Open Letter to 2024 Graduates:
Your graduation marks a significant milestone in life. You are completing a course of learning, and beginning the next stage of life.
You have acquired a set of skills that outfit you for particular life challenges. It is these skills and capacities that so often form the definition of your successes.
I suggest to you that there are qualities or strengths that you have which mark and reflect who you are. I speak of character. A person’s character has to do with acquired values, strengths, virtues—being a virtuous person.
You have learned to collaborate with others in reaching a goal. Collaborative efforts bring strength to an endeavor, make the most out of the best each brings to the effort, allows for teamwork that issues in something far more valuable than any one person could achieve alone.
The ability to listen is the first step in collaboration. Listen with your mind, but more importantly listen with the ear of your heart. Such listening affirms the dignity and value of the other. In growing international partisanship, fundamental institutions of society fail to serve the common good, and thus fail to serve the human family. Partisanship is not “all about me.”
You have learned that leadership is about encouraging others to embrace a goal, to expend energy to accomplish, and to value being part of a winning team.
A leader takes delight in his/her team and regards the value of the team is more than the sum of its parts.
Scripture teaches that the spread of the Good News of God’s mercy, justice and love is the work of a team. Jesus sends out the disciples in small teams of two. He prays that all his disciples may be “one as He and the Father are one.” Jesus calls his disciples to “Servant leadership.” “If you wish to be first, you must be the servant of all.”

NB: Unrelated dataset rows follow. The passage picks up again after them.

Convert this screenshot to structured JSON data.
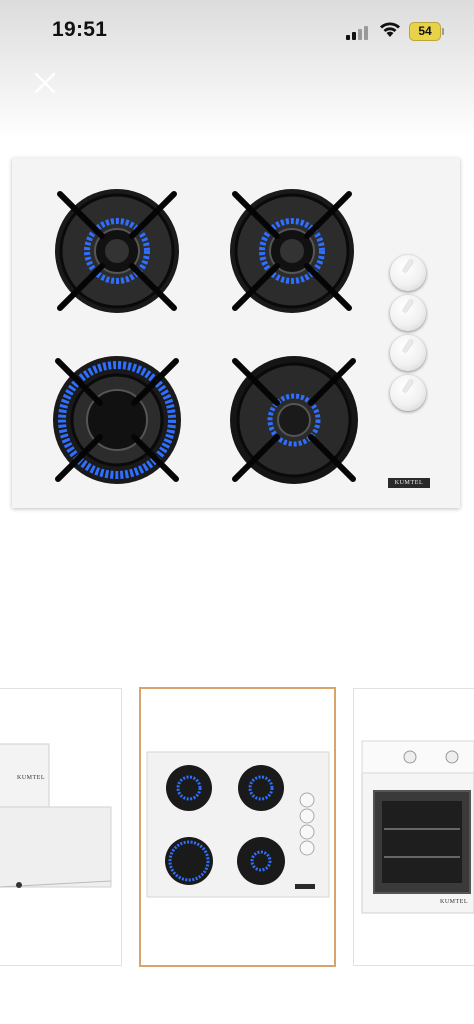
{
  "status_bar": {
    "time": "19:51",
    "battery": "54"
  },
  "main_image": {
    "brand": "KUMTEL"
  },
  "thumbnails": [
    {
      "brand": "KUMTEL"
    },
    {
      "brand": "KUMTEL"
    },
    {
      "brand": "KUMTEL"
    }
  ],
  "colors": {
    "flame": "#2f6fff",
    "selected_border": "#d7a46b"
  }
}
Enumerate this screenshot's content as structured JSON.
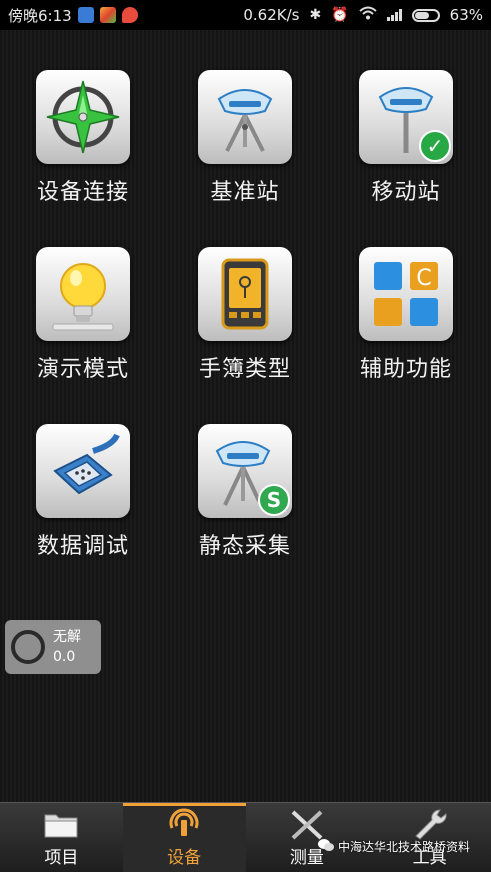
{
  "status_bar": {
    "time": "傍晚6:13",
    "net_speed": "0.62K/s",
    "battery": "63%"
  },
  "tiles": [
    {
      "label": "设备连接",
      "icon": "compass-icon"
    },
    {
      "label": "基准站",
      "icon": "base-station-receiver-icon"
    },
    {
      "label": "移动站",
      "icon": "rover-receiver-icon"
    },
    {
      "label": "演示模式",
      "icon": "lightbulb-icon"
    },
    {
      "label": "手簿类型",
      "icon": "handheld-controller-icon"
    },
    {
      "label": "辅助功能",
      "icon": "grid-tools-icon"
    },
    {
      "label": "数据调试",
      "icon": "serial-connector-icon"
    },
    {
      "label": "静态采集",
      "icon": "static-survey-receiver-icon"
    }
  ],
  "fix_status": {
    "label": "无解",
    "value": "0.0"
  },
  "bottom_nav": [
    {
      "label": "项目",
      "icon": "folder-icon",
      "active": false
    },
    {
      "label": "设备",
      "icon": "signal-device-icon",
      "active": true
    },
    {
      "label": "测量",
      "icon": "measure-tools-icon",
      "active": false
    },
    {
      "label": "工具",
      "icon": "wrench-icon",
      "active": false
    }
  ],
  "watermark": "中海达华北技术路桥资料",
  "colors": {
    "accent": "#f0a23a",
    "background": "#141414",
    "badge_green": "#28a745"
  }
}
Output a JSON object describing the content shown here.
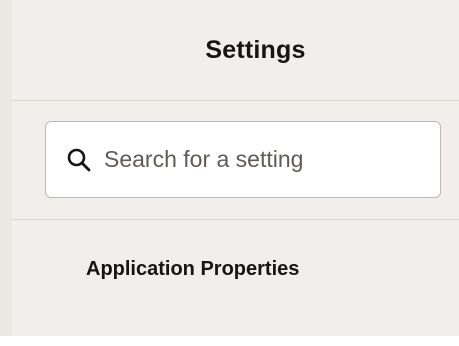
{
  "header": {
    "title": "Settings"
  },
  "search": {
    "placeholder": "Search for a setting",
    "value": "",
    "icon": "search-icon"
  },
  "nav": {
    "items": [
      {
        "label": "Application Properties"
      }
    ]
  }
}
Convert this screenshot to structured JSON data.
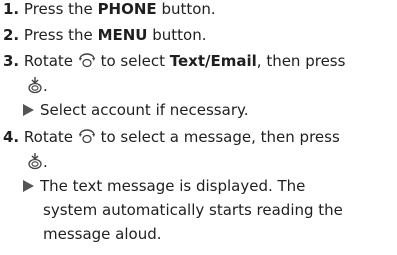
{
  "steps": [
    {
      "num": "1.",
      "pre": "Press the ",
      "bold": "PHONE",
      "post": " button."
    },
    {
      "num": "2.",
      "pre": "Press the ",
      "bold": "MENU",
      "post": " button."
    },
    {
      "num": "3.",
      "pre": "Rotate ",
      "mid": " to select ",
      "bold": "Text/Email",
      "post": ", then press",
      "tail": "."
    },
    {
      "num": "4.",
      "pre": "Rotate ",
      "mid": " to select a message, then press",
      "tail": "."
    }
  ],
  "notes": {
    "step3": "Select account if necessary.",
    "step4_lines": [
      "The text message is displayed. The",
      "system automatically starts reading the",
      "message aloud."
    ]
  },
  "icons": {
    "rotate": "selector-knob-rotate-icon",
    "press": "selector-knob-press-icon"
  }
}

Pope Francis teaches that the work of the Church is rooted in synodality—the posture of openness to hear the voice and heart of the other. This opening and listening issues in an encounter. This encounter issues in being together in the name of Jesus—“where two or three gather in my name, I am there in their midst.” Sometimes we crowd each other, are more interested in our idea than in listening to the other, seek to persuade rather than discover. When this happens, there is no midst into which Jesus can stand.
Congratulations on undertaking a “new beginning”.